Corn Muffins
Healthy swaps make these tasty, anti-inflammatory muffins better for you.

35 min
About 35 minutes to prep and cook
73 cal
73 calories per serving
Serves 14
Serves about 14 people
Overview
You probably love corn muffins, but not the loads of butter and sugar added to them.
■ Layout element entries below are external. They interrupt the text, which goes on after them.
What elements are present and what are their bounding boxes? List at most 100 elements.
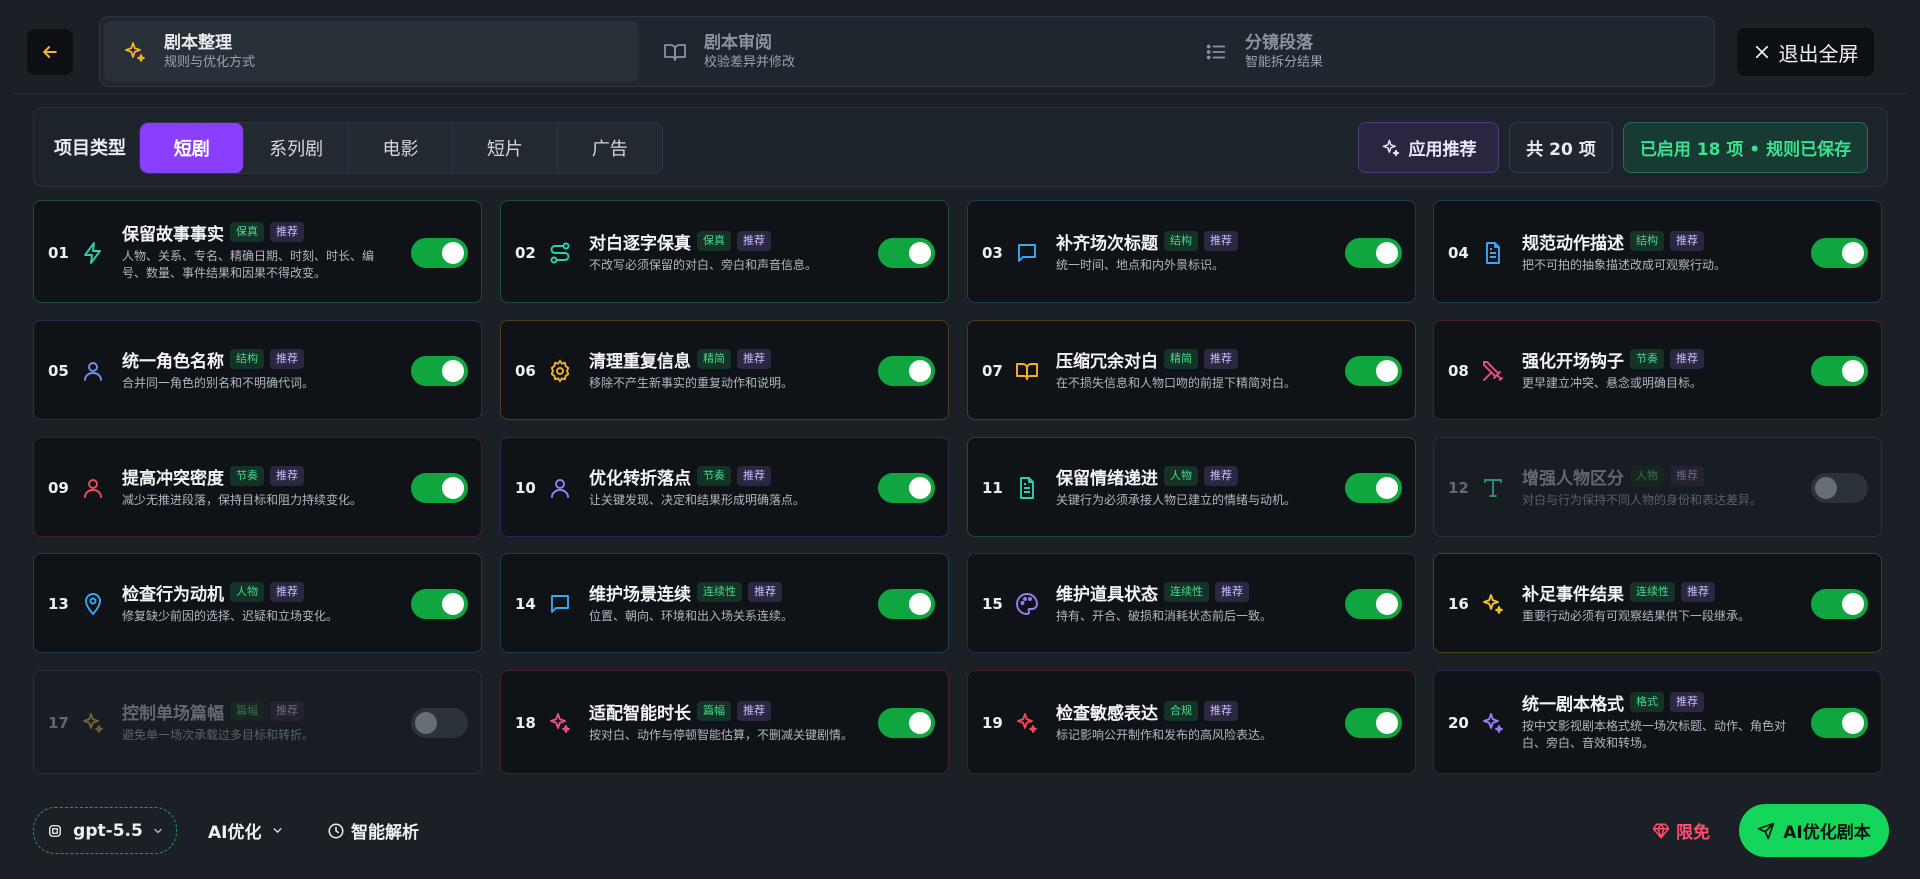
rule-card[interactable]: 15 维护道具状态 连续性 推荐 持有、开合、破损和消耗状态前后一致。 <box>967 553 1416 653</box>
rule-card[interactable]: 01 保留故事事实 保真 推荐 人物、关系、专名、精确日期、时刻、时长、编号、数… <box>33 200 482 303</box>
rule-title: 统一角色名称 <box>122 351 224 372</box>
rule-category-tag: 人物 <box>1164 466 1198 486</box>
back-button[interactable] <box>27 29 73 75</box>
apply-recommend-button[interactable]: 应用推荐 <box>1358 122 1499 173</box>
rule-toggle[interactable] <box>878 238 935 268</box>
type-icon <box>1480 475 1506 501</box>
rule-card[interactable]: 19 检查敏感表达 合规 推荐 标记影响公开制作和发布的高风险表达。 <box>967 670 1416 774</box>
type-option-series[interactable]: 系列剧 <box>244 123 349 173</box>
rule-description: 位置、朝向、环境和出入场关系连续。 <box>589 609 794 623</box>
zap-icon <box>80 240 106 266</box>
rule-toggle[interactable] <box>1811 356 1868 386</box>
sparkles-icon <box>1014 710 1040 736</box>
ai-optimize-script-button[interactable]: AI优化剧本 <box>1739 804 1889 857</box>
recommended-tag: 推荐 <box>737 466 771 486</box>
rule-toggle[interactable] <box>878 473 935 503</box>
type-option-ad[interactable]: 广告 <box>558 123 662 173</box>
rule-description: 按对白、动作与停顿智能估算，不删减关键剧情。 <box>589 728 854 742</box>
rule-card[interactable]: 20 统一剧本格式 格式 推荐 按中文影视剧本格式统一场次标题、动作、角色对白、… <box>1433 670 1882 774</box>
rule-card[interactable]: 03 补齐场次标题 结构 推荐 统一时间、地点和内外景标识。 <box>967 200 1416 303</box>
rule-description: 持有、开合、破损和消耗状态前后一致。 <box>1056 609 1273 623</box>
rule-toggle[interactable] <box>1811 708 1868 738</box>
type-option-movie[interactable]: 电影 <box>349 123 454 173</box>
step-script-organize[interactable]: 剧本整理 规则与优化方式 <box>104 21 639 82</box>
step-script-review[interactable]: 剧本审阅 校验差异并修改 <box>644 21 1184 82</box>
rule-description: 合并同一角色的别名和不明确代词。 <box>122 376 315 390</box>
rule-toggle[interactable] <box>878 356 935 386</box>
rule-card[interactable]: 11 保留情绪递进 人物 推荐 关键行为必须承接人物已建立的情绪与动机。 <box>967 437 1416 537</box>
rule-card[interactable]: 05 统一角色名称 结构 推荐 合并同一角色的别名和不明确代词。 <box>33 320 482 420</box>
book-icon <box>1014 358 1040 384</box>
recommended-tag: 推荐 <box>1670 466 1704 486</box>
recommended-tag: 推荐 <box>748 582 782 602</box>
type-option-short-drama[interactable]: 短剧 <box>140 123 245 173</box>
rule-toggle[interactable] <box>411 473 468 503</box>
rule-toggle[interactable] <box>878 589 935 619</box>
route-icon <box>547 240 573 266</box>
rule-title: 补足事件结果 <box>1522 584 1624 605</box>
exit-fullscreen-button[interactable]: 退出全屏 <box>1737 28 1874 76</box>
rule-toggle[interactable] <box>1811 238 1868 268</box>
rule-description: 不改写必须保留的对白、旁白和声音信息。 <box>589 258 818 272</box>
rule-card[interactable]: 17 控制单场篇幅 篇幅 推荐 避免单一场次承载过多目标和转折。 <box>33 670 482 774</box>
rule-card[interactable]: 10 优化转折落点 节奏 推荐 让关键发现、决定和结果形成明确落点。 <box>500 437 949 537</box>
rule-toggle[interactable] <box>1345 473 1402 503</box>
smart-parse-button[interactable]: 智能解析 <box>327 818 419 843</box>
rule-toggle[interactable] <box>411 708 468 738</box>
toggle-knob <box>1376 242 1398 264</box>
rule-category-tag: 节奏 <box>1630 349 1664 369</box>
rule-title: 提高冲突密度 <box>122 468 224 489</box>
rule-toggle[interactable] <box>411 238 468 268</box>
step-storyboard[interactable]: 分镜段落 智能拆分结果 <box>1185 21 1710 82</box>
rule-card[interactable]: 04 规范动作描述 结构 推荐 把不可拍的抽象描述改成可观察行动。 <box>1433 200 1882 303</box>
rule-card[interactable]: 02 对白逐字保真 保真 推荐 不改写必须保留的对白、旁白和声音信息。 <box>500 200 949 303</box>
recommended-tag: 推荐 <box>1204 701 1238 721</box>
rule-number: 11 <box>982 479 1003 497</box>
rule-toggle[interactable] <box>1345 589 1402 619</box>
rule-card[interactable]: 16 补足事件结果 连续性 推荐 重要行动必须有可观察结果供下一段继承。 <box>1433 553 1882 653</box>
rule-category-tag: 篇幅 <box>697 701 731 721</box>
model-name: gpt-5.5 <box>73 820 143 841</box>
rule-toggle[interactable] <box>1345 708 1402 738</box>
exit-label: 退出全屏 <box>1778 41 1859 66</box>
rule-card[interactable]: 06 清理重复信息 精简 推荐 移除不产生新事实的重复动作和说明。 <box>500 320 949 420</box>
recommended-tag: 推荐 <box>1215 582 1249 602</box>
recommended-tag: 推荐 <box>1681 582 1715 602</box>
sparkles-icon <box>1382 139 1399 156</box>
rule-number: 08 <box>1448 362 1469 380</box>
rule-count: 共 20 项 <box>1509 122 1613 173</box>
rule-number: 13 <box>48 595 69 613</box>
rule-category-tag: 人物 <box>1630 466 1664 486</box>
rule-card[interactable]: 14 维护场景连续 连续性 推荐 位置、朝向、环境和出入场关系连续。 <box>500 553 949 653</box>
mode-selector[interactable]: AI优化 <box>208 818 284 843</box>
rule-number: 16 <box>1448 595 1469 613</box>
rule-toggle[interactable] <box>411 589 468 619</box>
user-icon <box>547 475 573 501</box>
rule-category-tag: 人物 <box>230 582 264 602</box>
type-option-short-film[interactable]: 短片 <box>453 123 558 173</box>
rule-card[interactable]: 12 增强人物区分 人物 推荐 对白与行为保持不同人物的身份和表达差异。 <box>1433 437 1882 537</box>
rule-number: 09 <box>48 479 69 497</box>
rule-toggle[interactable] <box>1811 473 1868 503</box>
recommended-tag: 推荐 <box>737 701 771 721</box>
rule-card[interactable]: 18 适配智能时长 篇幅 推荐 按对白、动作与停顿智能估算，不删减关键剧情。 <box>500 670 949 774</box>
rule-toggle[interactable] <box>411 356 468 386</box>
model-selector[interactable]: gpt-5.5 <box>33 807 177 854</box>
rule-card[interactable]: 09 提高冲突密度 节奏 推荐 减少无推进段落，保持目标和阻力持续变化。 <box>33 437 482 537</box>
rule-category-tag: 篇幅 <box>230 701 264 721</box>
rule-category-tag: 结构 <box>230 349 264 369</box>
rule-title: 保留情绪递进 <box>1056 468 1158 489</box>
rule-number: 12 <box>1448 479 1469 497</box>
rule-card[interactable]: 07 压缩冗余对白 精简 推荐 在不损失信息和人物口吻的前提下精简对白。 <box>967 320 1416 420</box>
rule-toggle[interactable] <box>1345 238 1402 268</box>
map-pin-icon <box>80 591 106 617</box>
recommended-tag: 推荐 <box>1204 466 1238 486</box>
rule-toggle[interactable] <box>1345 356 1402 386</box>
rule-description: 关键行为必须承接人物已建立的情绪与动机。 <box>1056 493 1297 507</box>
rule-card[interactable]: 13 检查行为动机 人物 推荐 修复缺少前因的选择、迟疑和立场变化。 <box>33 553 482 653</box>
step-subtitle: 智能拆分结果 <box>1245 54 1324 70</box>
rule-category-tag: 合规 <box>1164 701 1198 721</box>
rule-card[interactable]: 08 强化开场钩子 节奏 推荐 更早建立冲突、悬念或明确目标。 <box>1433 320 1882 420</box>
rule-toggle[interactable] <box>1811 589 1868 619</box>
rule-toggle[interactable] <box>878 708 935 738</box>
This 100% whole-grain muffin recipe has great substitutes that will keep the moisture you love without those ingredients that don’t love you back. We swap fresh, grated apple or pear for the butter. Plus, our raisin reduction replaces sugar for a healthier touch of sweetness. Using these tricks and whole grains, you’ll have a great burst of flavor in every bite that’s also nutritious and low in calories.
Ingredients
1 ¼ cups unsweetened almond milk
½ cup Raisin Reduction
2 tsp. apple cider vinegar
2 tsp. lemon zest, finely grated
1 ½ cups whole wheat flour
¾ cup cornmeal
1 ½ tsp. baking powder
1 ½ tsp. baking soda
1 tsp. kosher salt
1 cup apple, unpeeled, coarsely grated
Calories: (73 ); Fat: (0.1g); Carbohydrates: (15g); Sodium: (214mg); Sugar: (0.2g); Fiber: (2.2g); Cholesterol: (0mg); Protein: (2.6g)
Directions
Step One
Preheat oven to 350°F. Line a muffin pan with paper or silicon cups or use a silicon pan.
Step Two
In a large mixing bowl, whisk almond milk, Raisin Reduction, vinegar and lemon zest. Set aside.
Step Three
In a separate bowl, mix together flour, cornmeal, baking powder, baking soda and salt. Set aside.
Step Four
Add the grated apple to the almond milk mixture, then mix the dry ingredients in by hand until a batter forms.
Step Five
Spoon the batter into the prepared muffin cups, filling them about three-quarters full.
Step Six
Bake until a tester inserted into the muffins comes out clean, about 19 to 20 minutes.
Step Seven
Before removing muffins from the pan, let them cool for five minutes.